Ein holistisches Attributionsmodell quantifiziert im Gegensatz zu anderen Modellen die Wirkung aller relevanten Einflussfaktoren. Mithilfe aussagekräftiger Prognosen für unterschiedliche Szenarien lassen sich fundierte Entscheidungen hinsichtlich der wirkungsvollsten Szenarien treffen. Zusätzlich bietet es die Möglichkeit, die Prognosen im Vergleich zur tatsächlichen Entwicklung kontinuierlich zu monitoren und damit zeitnah reagieren zu können.
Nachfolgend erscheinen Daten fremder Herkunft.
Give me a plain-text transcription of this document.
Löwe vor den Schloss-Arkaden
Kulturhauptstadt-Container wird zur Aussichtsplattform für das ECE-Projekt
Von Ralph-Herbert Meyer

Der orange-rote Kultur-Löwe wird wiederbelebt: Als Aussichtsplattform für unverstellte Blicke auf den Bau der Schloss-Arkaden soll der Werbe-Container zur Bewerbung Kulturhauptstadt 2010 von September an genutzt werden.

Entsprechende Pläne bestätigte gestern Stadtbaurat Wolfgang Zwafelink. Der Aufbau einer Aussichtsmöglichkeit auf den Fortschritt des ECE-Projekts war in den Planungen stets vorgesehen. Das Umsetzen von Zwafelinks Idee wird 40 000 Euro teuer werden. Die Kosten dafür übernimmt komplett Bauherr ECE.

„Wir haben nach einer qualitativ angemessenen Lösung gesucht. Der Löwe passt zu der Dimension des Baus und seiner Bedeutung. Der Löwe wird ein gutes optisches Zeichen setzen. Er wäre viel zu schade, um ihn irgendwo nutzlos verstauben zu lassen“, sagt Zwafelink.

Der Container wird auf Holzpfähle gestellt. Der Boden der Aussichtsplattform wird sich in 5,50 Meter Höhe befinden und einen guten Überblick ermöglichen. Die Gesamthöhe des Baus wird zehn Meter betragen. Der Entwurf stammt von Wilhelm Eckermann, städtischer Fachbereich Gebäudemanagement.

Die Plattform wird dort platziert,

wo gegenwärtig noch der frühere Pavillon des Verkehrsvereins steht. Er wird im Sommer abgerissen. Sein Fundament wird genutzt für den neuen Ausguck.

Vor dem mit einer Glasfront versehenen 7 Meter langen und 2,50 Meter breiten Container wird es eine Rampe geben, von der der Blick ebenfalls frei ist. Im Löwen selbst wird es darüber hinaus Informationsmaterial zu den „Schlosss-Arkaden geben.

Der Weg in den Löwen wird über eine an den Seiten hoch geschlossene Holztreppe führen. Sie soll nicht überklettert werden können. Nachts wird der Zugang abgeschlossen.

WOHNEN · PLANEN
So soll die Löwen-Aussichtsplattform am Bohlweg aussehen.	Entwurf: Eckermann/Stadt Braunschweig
Wie wird ein holistisches Attributionsmodell aufgesetzt?
Als Marketer sollte ich mir dafür zunächst ein übergeordnetes und sehr ambitioniertes Ziel setzen. Beispiel: die maximale Werbewirkung aus einem festgelegten Budget herausholen. Daraus wird dann ein leichter zu erreichendes Etappenziel abgeleitet, zum Beispiel die Werbewirkung um zehn Prozentpunkte zu steigern.
Um dieses erste Etappenziel erreichen zu können, gilt es, diese sieben Schritte zu durchlaufen.
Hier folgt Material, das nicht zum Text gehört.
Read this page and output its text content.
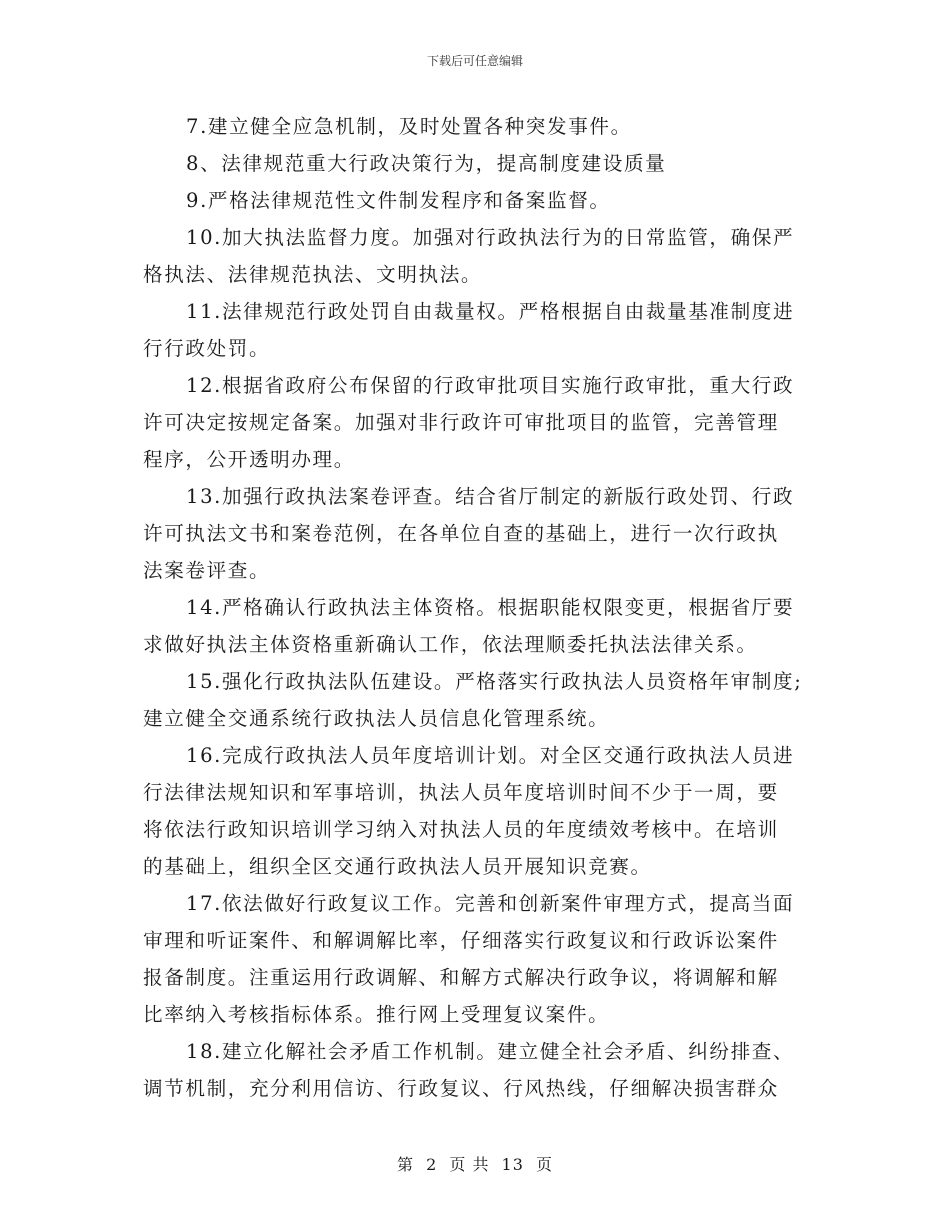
下载后可任意编辑
7.建立健全应急机制，及时处置各种突发事件。
8、法律规范重大行政决策行为，提高制度建设质量
9.严格法律规范性文件制发程序和备案监督。
10.加大执法监督力度。加强对行政执法行为的日常监管，确保严
格执法、法律规范执法、文明执法。
11.法律规范行政处罚自由裁量权。严格根据自由裁量基准制度进
行行政处罚。
12.根据省政府公布保留的行政审批项目实施行政审批，重大行政
许可决定按规定备案。加强对非行政许可审批项目的监管，完善管理
程序，公开透明办理。
13.加强行政执法案卷评查。结合省厅制定的新版行政处罚、行政
许可执法文书和案卷范例，在各单位自查的基础上，进行一次行政执
法案卷评查。
14.严格确认行政执法主体资格。根据职能权限变更，根据省厅要
求做好执法主体资格重新确认工作，依法理顺委托执法法律关系。
15.强化行政执法队伍建设。严格落实行政执法人员资格年审制度;
建立健全交通系统行政执法人员信息化管理系统。
16.完成行政执法人员年度培训计划。对全区交通行政执法人员进
行法律法规知识和军事培训，执法人员年度培训时间不少于一周，要
将依法行政知识培训学习纳入对执法人员的年度绩效考核中。在培训
的基础上，组织全区交通行政执法人员开展知识竞赛。
17.依法做好行政复议工作。完善和创新案件审理方式，提高当面
审理和听证案件、和解调解比率，仔细落实行政复议和行政诉讼案件
报备制度。注重运用行政调解、和解方式解决行政争议，将调解和解
比率纳入考核指标体系。推行网上受理复议案件。
18.建立化解社会矛盾工作机制。建立健全社会矛盾、纠纷排查、
调节机制，充分利用信访、行政复议、行风热线，仔细解决损害群众
第 2 页 共 13 页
  1. Eine Zielkennzahl zur Messung der Werbewirkung festlegen
    Es empfiehlt sich, eine für den Unternehmenserfolg wichtige und bereits vorhandene KPI zu nutzen. Ein Beispiel: Ein Multi-Channel-Händler betreibt einen Webshop, eine App und mehrere stationäre Geschäfte. Ziel-KPIs, die mit Sicherheit bereits erfasst werden, könnten demnach sein:
    • Anzahl der Webshop-Aufrufe
    • Anzahl der App-Öffnungen
    • Anzahl der Besucher der stationären Geschäfte
  2. Faktoren erfassen, die Einfluss auf die Entwicklung der Zielkennzahl haben
    Hier reicht es bereits aus, einige wenige Faktoren zu definieren. Es geht lediglich darum, eine erste Basis zu schaffen, um den Prozess der Datenbeschaffung zu strukturieren. In unserem Beispiel nutzt der Multi-Channel-Händler als Zielkennzahl die Anzahl der Besucher der stationären Geschäfte in München. Mögliche Einflussfaktoren sind zum Beispiel:
    • Soziodemografie der Region (Einwohner der Region, Altersstruktur etc.)
    • Wetter (Sonnenstunden, Tagestemperatur etc.)
    • Werbe- und Marketingmaßnahmen (Marken- und/oder Performance-Kampagnen)
    • Produktsortiment (Sortimentsbreite, Preise etc.)
  3. Historische Daten für die Zielkennzahl und deren Treiber beschaffen
    Grundsätzlich gilt: Je mehr Messungen der Zielkennzahl vorliegen, desto besser können aussagekräftige Modelle trainiert werden. Liegt die Zielkennzahl also täglich vor, ist das besser, als wenn nur wöchentlich Zahlen analysiert werden können. Zurück zum Beispiel: Der Multi-Channel-Händler verfügt über die Daten der täglichen Besucher der letzten drei Jahre. Daten zum Wetter bekommt er aus dem Netz. Infos zu den Werbe- und Marketingmaßnahmen erhält er von den entsprechenden Abteilungen im Unternehmen. Zum Training hat der Händler somit 3 Jahre * 365 Tage = 1095 Messungen pro stationärem Geschäft vorliegen.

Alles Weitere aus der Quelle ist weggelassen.